Published: December 07, 2021 | Comments
Your contact center is in a rut.
Your sales team has hit a plateau, churning out the same numbers month after month.
There is a worryingly gradual or even rapid decline in your service team metrics.
You notice your team members are becoming tired, bored, and unmotivated.
Your team regularly cites poor team morale at your leadership meetings.
We’ve all been there. How do you fix it? You get out of a rut by leveraging one of the most valuable assets your organization has - your people.
As managers, we can get complacent with our current processes and procedures. We tend to have blinders on and can’t see the inefficiencies or gaps. This is especially true when everything is working with no obvious cracks.
Over the years, I’ve learned that things can get more efficient and effective with small or little changes, even when all is well. I believe you can employ activities that help you identify gaps, inefficiencies, and potential trouble areas you may not have seen.
Here are some ways to do that:
Make it a fun project
Feedback mechanisms like surveys and suggestion boxes can generate ideas that seem disjointed, one-sided, or incomplete. Cohesively leverage your team members’ insights by creating project groups from within your team to come up with innovative ideas that drive improvement or performance.
This shouldn’t feel like another tasking assignment on top of their already busy schedules. You should incorporate this project into their schedules, and use innovative team building and creativity-sparking activities.
Invite other units to audit your team
In my experience, having a fresh eye is invaluable to improve processes and procedures. This can be a scary experience for managers; we fear criticism or appearing inadequate to other members of the management team. Our focus instead should be that a fresh eye and different viewpoint can result in unique and innovative solutions. In a company that values continuous improvement, this should be done across the organization and shouldn’t be a scary experience.
Hire a consultant
A good consultant comes with an array of experience with companies of different sizes and across different industries. They are rarely stumped, and this expertise is invaluable to your organization. They have seen similar issues with companies like yours, and can create unique solutions or modify successful solutions used by other companies.

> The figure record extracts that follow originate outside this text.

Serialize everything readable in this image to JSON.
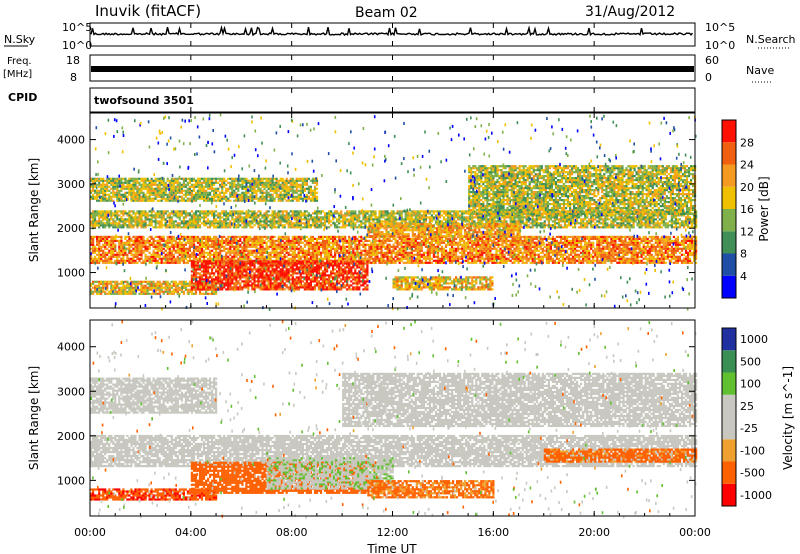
{
  "header": {
    "station": "Inuvik (fitACF)",
    "beam": "Beam 02",
    "date": "31/Aug/2012"
  },
  "side_labels": {
    "nsky": "N.Sky",
    "nsearch": "N.Search",
    "freq_line1": "Freq.",
    "freq_line2": "[MHz]",
    "nave": "Nave",
    "cpid": "CPID",
    "cpid_name": "twofsound 3501"
  },
  "noise_panel": {
    "left_ticks": [
      "10^5",
      "10^0"
    ],
    "right_ticks": [
      "10^5",
      "10^0"
    ]
  },
  "freq_panel": {
    "left_ticks": [
      "18",
      "8"
    ],
    "right_ticks": [
      "60",
      "0"
    ]
  },
  "colors": {
    "power_scale": [
      "#0000ff",
      "#1f4ea6",
      "#3f8f57",
      "#7fb04a",
      "#f0c000",
      "#f59a20",
      "#f06010",
      "#ff1000"
    ],
    "velocity_scale": [
      "#ff0000",
      "#ff6000",
      "#f0a030",
      "#c8c8c0",
      "#c8c8c0",
      "#60c030",
      "#3a8f55",
      "#2030a0"
    ],
    "ground_scatter": "#c8c8c0"
  },
  "power_colorbar": {
    "label": "Power [dB]",
    "ticks": [
      "4",
      "8",
      "12",
      "16",
      "20",
      "24",
      "28"
    ]
  },
  "velocity_colorbar": {
    "label": "Velocity [m s^-1]",
    "ticks": [
      "-1000",
      "-500",
      "-100",
      "-25",
      "25",
      "100",
      "500",
      "1000"
    ]
  },
  "chart_data": [
    {
      "type": "heatmap",
      "panel": "power",
      "ylabel": "Slant Range [km]",
      "y_ticks": [
        1000,
        2000,
        3000,
        4000
      ],
      "ylim": [
        200,
        4600
      ],
      "xlim_hours": [
        0,
        24
      ],
      "description_units": "dB",
      "scale": [
        0,
        30
      ],
      "bands": [
        {
          "t0": 0,
          "t1": 24,
          "r0": 1200,
          "r1": 1800,
          "level": 22
        },
        {
          "t0": 0,
          "t1": 5,
          "r0": 500,
          "r1": 800,
          "level": 18
        },
        {
          "t0": 4,
          "t1": 11,
          "r0": 600,
          "r1": 1250,
          "level": 27
        },
        {
          "t0": 12,
          "t1": 16,
          "r0": 600,
          "r1": 900,
          "level": 18
        },
        {
          "t0": 0,
          "t1": 24,
          "r0": 2000,
          "r1": 2400,
          "level": 15
        },
        {
          "t0": 0,
          "t1": 9,
          "r0": 2600,
          "r1": 3100,
          "level": 15
        },
        {
          "t0": 15,
          "t1": 24,
          "r0": 2300,
          "r1": 3400,
          "level": 15
        },
        {
          "t0": 11,
          "t1": 17,
          "r0": 1800,
          "r1": 2100,
          "level": 20
        }
      ]
    },
    {
      "type": "heatmap",
      "panel": "velocity",
      "ylabel": "Slant Range [km]",
      "y_ticks": [
        1000,
        2000,
        3000,
        4000
      ],
      "ylim": [
        200,
        4600
      ],
      "xlim_hours": [
        0,
        24
      ],
      "xlabel": "Time UT",
      "x_ticks": [
        "00:00",
        "04:00",
        "08:00",
        "12:00",
        "16:00",
        "20:00",
        "00:00"
      ],
      "description_units": "m s^-1",
      "bands": [
        {
          "t0": 0,
          "t1": 24,
          "r0": 1300,
          "r1": 2000,
          "value": 0
        },
        {
          "t0": 0,
          "t1": 5,
          "r0": 550,
          "r1": 800,
          "value": -400
        },
        {
          "t0": 4,
          "t1": 11,
          "r0": 700,
          "r1": 1400,
          "value": -300
        },
        {
          "t0": 7,
          "t1": 12,
          "r0": 800,
          "r1": 1500,
          "value": 80
        },
        {
          "t0": 11,
          "t1": 16,
          "r0": 600,
          "r1": 1000,
          "value": -120
        },
        {
          "t0": 0,
          "t1": 5,
          "r0": 2500,
          "r1": 3300,
          "value": 0
        },
        {
          "t0": 10,
          "t1": 24,
          "r0": 2200,
          "r1": 3400,
          "value": 0
        },
        {
          "t0": 18,
          "t1": 24,
          "r0": 1400,
          "r1": 1700,
          "value": -150
        }
      ]
    }
  ],
  "x_axis": {
    "label": "Time UT",
    "ticks": [
      "00:00",
      "04:00",
      "08:00",
      "12:00",
      "16:00",
      "20:00",
      "00:00"
    ]
  },
  "y_axis": {
    "label": "Slant Range [km]",
    "ticks": [
      "1000",
      "2000",
      "3000",
      "4000"
    ]
  }
}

The primary goal of these activities is to have actions or recommendations to improve the department’s performance. Once these are identified, now it’s time to shake things up.
Here are some steps to consider:
Get to it
Commit to creating solutions for all the identified gaps, inefficiencies, and bottlenecks. Do not leave one identified issue behind. Where the solutions cannot be implemented immediately, break them down into short-, mid- and long-term solutions.
Train on the changes/improvements
This should be addressed in two crucial ways:
Have a concrete program to train on the improvements or changes.
Your training program doesn’t have to be intricate, time-consuming, or expensive. The goal is to have a structure in place to address the changes/improvements and drive complete understanding, acceptance, ownership, and adoption.
Make the training program a positive experience.
Not only should it be fun, it also should fit well into your team members’ schedules. Often, we expect our team to put in extra time to attend training. This can affect their work-life-balance and sense of wellbeing. Whenever possible, incorporate the training sessions within their work schedules. This helps give the impression that the organization views the changes and improvements as important.
Have a change management program
According to Bain and Company, a change management program allows leaders to help people succeed. Design a concrete plan to drive the acceptance and success of your new initiatives or changes. Internal communication activities can create a sense of organizational/department- wide excitement about the changes/improvements. Your team members feel everyone is in it together to drive improved performance; it’s not just their team/group.
It’s crucial to involve your team members. Besides getting unique, innovative, and effective solutions, you promote a sense of inclusion within your teams and drive cross-team collaboration.